According to the Top Resume survey reported in HR Dive, “Lying is fairly common from job seekers; 78% of respondents said they had seen a resume lie, with many citing lies about academic degrees, criminal history, certifications and licenses, work experience, and technical skills and proficiencies. Hiring pros may not have much room to judge, however. HR professionals were 10% more likely to admit to lying on a resume or during an interview than workers in other areas, a Comparably study found.”
The data doesn’t lie, even if job seekers do. CNBC reports, “A 2017 survey from Careerbuilder found that 75 percent of hiring managers have spotted a lie on a resume at some point in their careers. What’s even more shocking is how outrageous some of those lies were. According to the report, here are the notable ones cited by hiring managers:
“Applicant said he worked at Microsoft, but then had no idea who Bill Gates was.”
“Applicant falsely claimed to have a PMI credential when applying for a job at Project Management Institute (PMI), the organization that grants that credential.”
“Applicant claimed to be an anti-terrorist spy for the CIA at the same time period he was in elementary school.”
“Applicant said he studied under Nietzsche.”
Read more in Take The Lead on why lies ruin careers
It seems almost incomprehensible that in the age when pretty much everything can be checked with a simple Google search, that someone would fabricate a professional association. Someone once told me he was also an alum of my alma mater and when I asked what year, he said he was one semester short of graduating.
I told him that the university was on the quarter system. He pushed back and then said he has taken continuing education classes there for a six-week period.
The good news is while many people do admit to puffing up their experience, CNBC reports that in a survey, “GoBankingRates asked 1,003 people whether they’ve ever lied on their resumes and why. The vast majority, 85%, said they’d never done so, while 9% said they’d been tempted but never went through with it. A small slice, 5%, of overall participants admitted to lying on their application materials, but of that bunch over half were repeat offenders.”
The survey showed Millennials were more likely to fib than other age groups. Here is what CNBC reports they lied about: “Work experience (38%) and dates of employment (31%) were the most common answers. Of note, more men than women said they’d lied about their job history (46% vs. 31%), and more women than men admitted to lying about their dates of employment (41% vs. 19%).”
Bottom line is to be honest. Because a quick background check or phone call to your former employer will heed the truth.

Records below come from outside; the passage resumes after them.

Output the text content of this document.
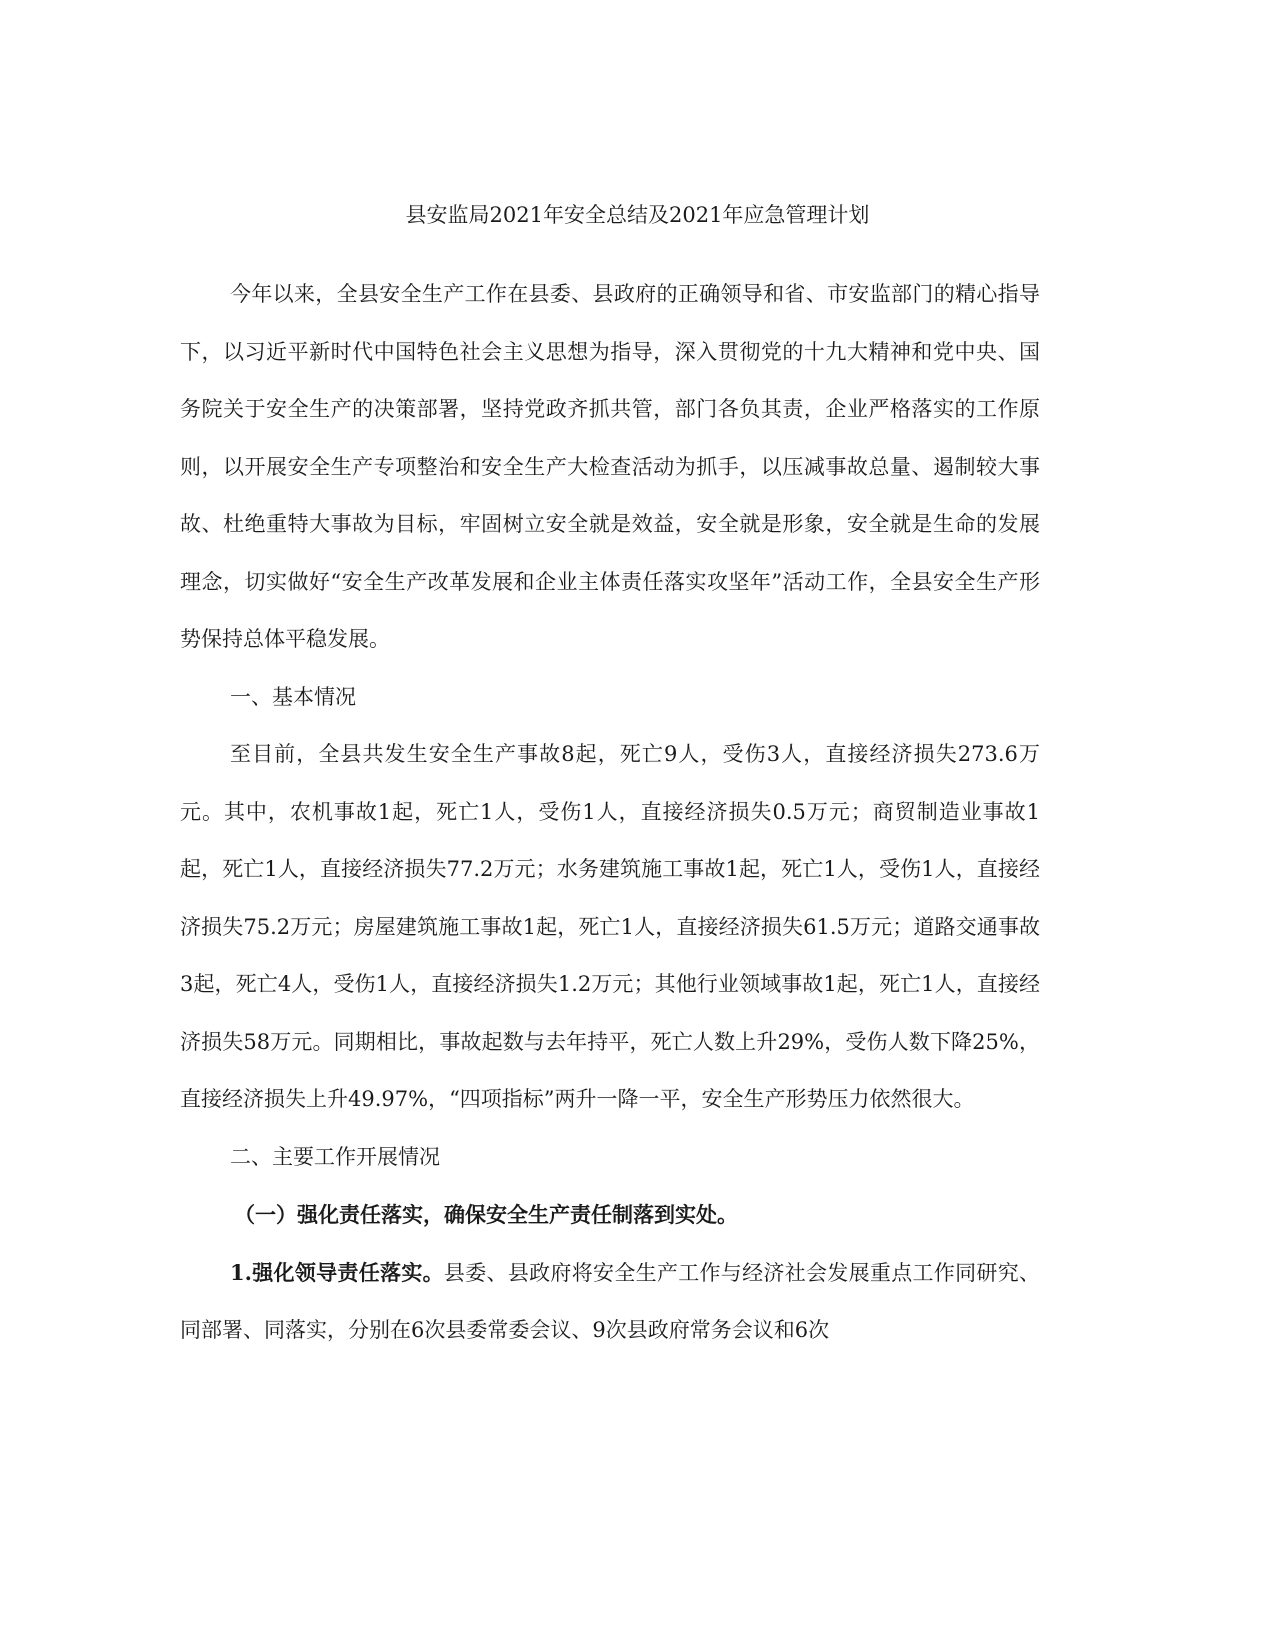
县安监局2021年安全总结及2021年应急管理计划

今年以来，全县安全生产工作在县委、县政府的正确领导和省、市安监部门的精心指导下，以习近平新时代中国特色社会主义思想为指导，深入贯彻党的十九大精神和党中央、国务院关于安全生产的决策部署，坚持党政齐抓共管，部门各负其责，企业严格落实的工作原则，以开展安全生产专项整治和安全生产大检查活动为抓手，以压减事故总量、遏制较大事故、杜绝重特大事故为目标，牢固树立安全就是效益，安全就是形象，安全就是生命的发展理念，切实做好“安全生产改革发展和企业主体责任落实攻坚年”活动工作，全县安全生产形势保持总体平稳发展。

一、基本情况

至目前，全县共发生安全生产事故8起，死亡9人，受伤3人，直接经济损失273.6万元。其中，农机事故1起，死亡1人，受伤1人，直接经济损失0.5万元；商贸制造业事故1起，死亡1人，直接经济损失77.2万元；水务建筑施工事故1起，死亡1人，受伤1人，直接经济损失75.2万元；房屋建筑施工事故1起，死亡1人，直接经济损失61.5万元；道路交通事故3起，死亡4人，受伤1人，直接经济损失1.2万元；其他行业领域事故1起，死亡1人，直接经济损失58万元。同期相比，事故起数与去年持平，死亡人数上升29%，受伤人数下降25%，直接经济损失上升49.97%，“四项指标”两升一降一平，安全生产形势压力依然很大。

二、主要工作开展情况

（一）强化责任落实，确保安全生产责任制落到实处。

1.强化领导责任落实。县委、县政府将安全生产工作与经济社会发展重点工作同研究、同部署、同落实，分别在6次县委常委会议、9次县政府常务会议和6次
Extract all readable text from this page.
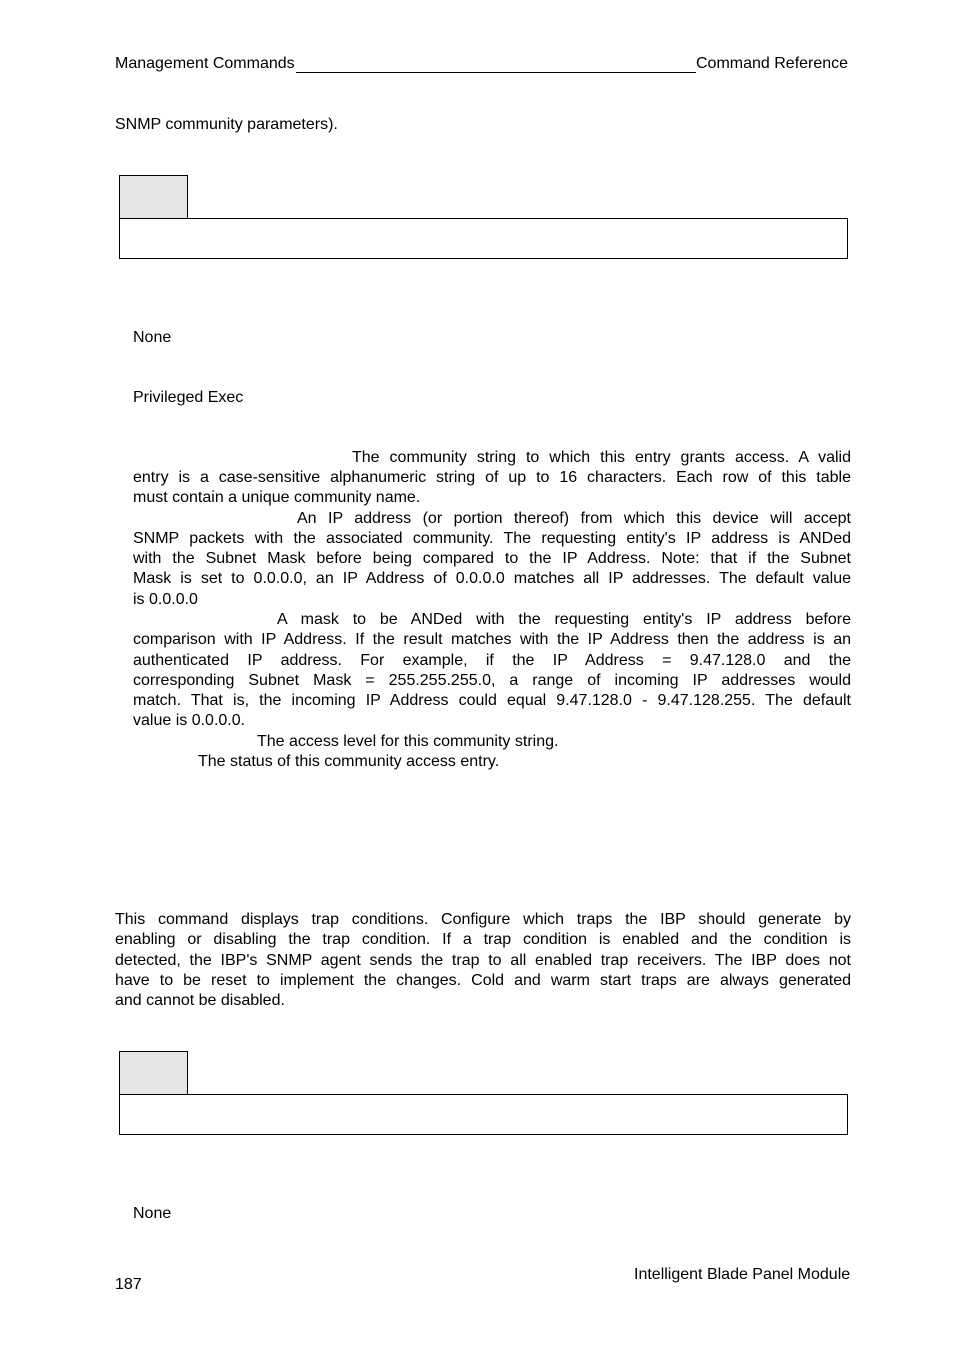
Management Commands	Command Reference
SNMP community parameters).
None
Privileged Exec
The community string to which this entry grants access. A valid
entry is a case-sensitive alphanumeric string of up to 16 characters. Each row of this table
must contain a unique community name.
An IP address (or portion thereof) from which this device will accept
SNMP packets with the associated community. The requesting entity's IP address is ANDed
with the Subnet Mask before being compared to the IP Address. Note: that if the Subnet
Mask is set to 0.0.0.0, an IP Address of 0.0.0.0 matches all IP addresses. The default value
is 0.0.0.0
A mask to be ANDed with the requesting entity's IP address before
comparison with IP Address. If the result matches with the IP Address then the address is an
authenticated IP address. For example, if the IP Address = 9.47.128.0 and the
corresponding Subnet Mask = 255.255.255.0, a range of incoming IP addresses would
match. That is, the incoming IP Address could equal 9.47.128.0 - 9.47.128.255. The default
value is 0.0.0.0.
The access level for this community string.
The status of this community access entry.
This command displays trap conditions. Configure which traps the IBP should generate by
enabling or disabling the trap condition. If a trap condition is enabled and the condition is
detected, the IBP's SNMP agent sends the trap to all enabled trap receivers. The IBP does not
have to be reset to implement the changes. Cold and warm start traps are always generated
and cannot be disabled.
None
Intelligent Blade Panel Module
187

Trusting that you will get passed up the hiring ladder by sailing through AI screenings is also not a sure thing.
“Listing dozens of tech skills might get you past the automated keyword-scanning systems that many HR departments use to source CVs and résumés (unless you pack too many in, in which case those systems will reject your materials as egregiously overstuffed), but flesh-and-blood recruiters and hiring managers will actually quiz you about your abilities—if they don’t subject you to a battery of tests,” Nick Kolakowski writes in Insights. “Don’t put down any skill unless you’re willing to prove yourself in front of a keyboard, even if you think it’s a good way to get your foot in the door.”
And if you get caught in a lie, for sure fess up. You can say you were confused or mistaken, but do not keep pushing back. In follow-up questions, you will just be exposed as an irreverent fibber. A Post-Its inventor.
And never, ever say you were on the cover of TIME, unless of course, you were.